Q.

In Mrs. White’s kitchen, Mr. White accidentally spilled some milk into a jar of honey. In order to compensate for the spilling, he decided to replace 100 ml of the mixture with 100 ml of pure honey such that the ratio of milk to honey in the mixture becomes 5 : 19. If the jar initially had 450 ml of pure honey, then how much milk was spilled in the jar?

A. 25 ml

B. 150 ml

C. 50 ml

D. None of the above

B. 150 ml

This is a tough question. We will either have to proceed with using a variable. Or if we want to avoid variable & equations, then we will have to use options.

Approach 1: Using options …
[A]

If 25 ml was spilled, then the volume at end will be 450+25–100+100 = 475.

Dividing this in ratio 5 : 19, we will get fractions. So we will not continue with this option for now and check if any other option is easier.

[B]

If 150 ml was spilled, then the volume at end will be 450+150–100+100 = 600.

Dividing this in ratio 5 : 19, we get, milk = 125 and honey = 475.

These are the volumes after 100 ml of pure honey was added.

So the volumes just before adding honey would have been, milk = 125 and honey = 475 – 100 = 375 and total = 500

i.e. ratio of milk to honey is 1 : 3, before adding honey but after removing 100 ml of solution.

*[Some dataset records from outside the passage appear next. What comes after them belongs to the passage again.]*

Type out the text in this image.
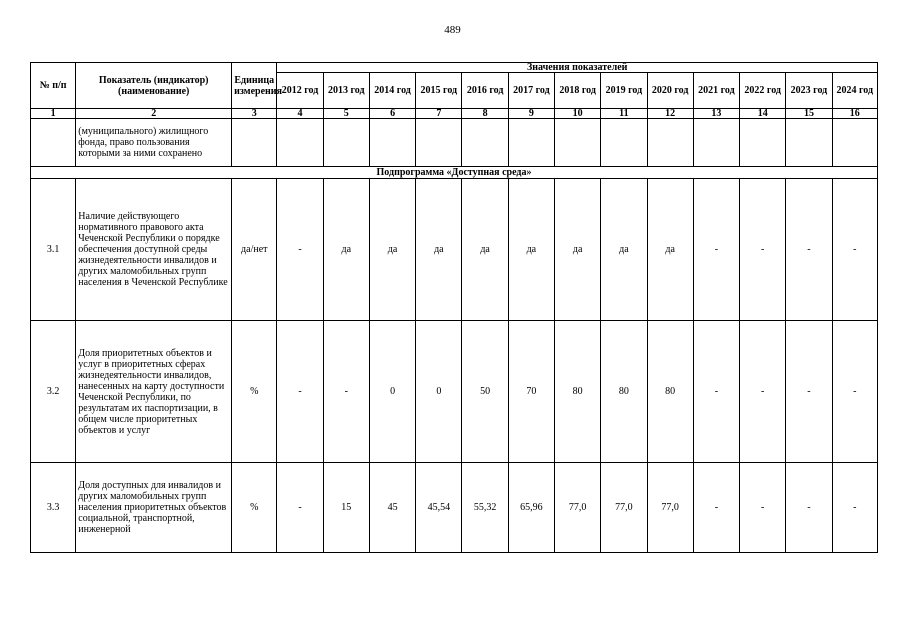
489
№ п/п	Показатель (индикатор) (наименование)	Единица измерения	Значения показателей												
			2012 год	2013 год	2014 год	2015 год	2016 год	2017 год	2018 год	2019 год	2020 год	2021 год	2022 год	2023 год	2024 год
1	2	3	4	5	6	7	8	9	10	11	12	13	14	15	16
	(муниципального) жилищного фонда, право пользования которыми за ними сохранено														
Подпрограмма «Доступная среда»															
3.1	Наличие действующего нормативного правового акта Чеченской Республики о порядке обеспечения доступной среды жизнедеятельности инвалидов и других маломобильных групп населения в Чеченской Республике	да/нет	-	да	да	да	да	да	да	да	да	-	-	-	-
3.2	Доля приоритетных объектов и услуг в приоритетных сферах жизнедеятельности инвалидов, нанесенных на карту доступности Чеченской Республики, по результатам их паспортизации, в общем числе приоритетных объектов и услуг	%	-	-	0	0	50	70	80	80	80	-	-	-	-
3.3	Доля доступных для инвалидов и других маломобильных групп населения приоритетных объектов социальной, транспортной, инженерной	%	-	15	45	45,54	55,32	65,96	77,0	77,0	77,0	-	-	-	-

Removing a part of a solution does not change the ratio of milk to honey. Hence, ratio of milk and honey before removing 100 ml of solution would also have been 1 : 3 and the solution would have been 600 ml then. So, honey in the solution would have been 3/4 * 600 = 450 ml and milk in the solution would have been 1/4 * 600 = 150 (the spilled milk). All of this fits in with the data given.

Thus, this is the correct option.

Approach 2: Using variable.

To reduce our work, we will work on milk and total. As the working below shows, the work on total volume is very easy. And between milk and honey, milk has fewer changes … it is removed but is not added … whereas honey has more changes … honey is removed also and added also. As practice, we suggest you work with honey also and experience for yourself how the volume of honey adds to the work-load.

Milk Total
At start 0 450
After x ml of milk is spilled x 450+x
Now 100 ml of solution is removed from (450+x) ml. The same fraction, i.e. 100/(450+x), of milk will also be removed.
But we are interested in volume left in jar. So the fraction of volume left in jar will be (1 – fraction removed) i.e. (350+x)/(450+x), for both milk and total.
After 100 ml of solution is removed \(x \times \frac{350+x}{450+x}\) 350+x
After 100 ml of honey is added \(x \times \frac{350+x}{450+x}\)  450+x

And this ratio of milk to total is given as 5 : (5 + 19) i.e. 5 : 24.

So, we need to solve, \(\frac{x\left(350+x\right)}{{\left(450+x\right)}^2} = \frac{5}{24}\).

It is best that we now plug options and confirm which satisfies rather than solving this.

[A] (50 × 400) : (500 × 500) is 2 : 25

[B] (150 × 500) : (600 × 600) is 5 : 24. So this is the answer.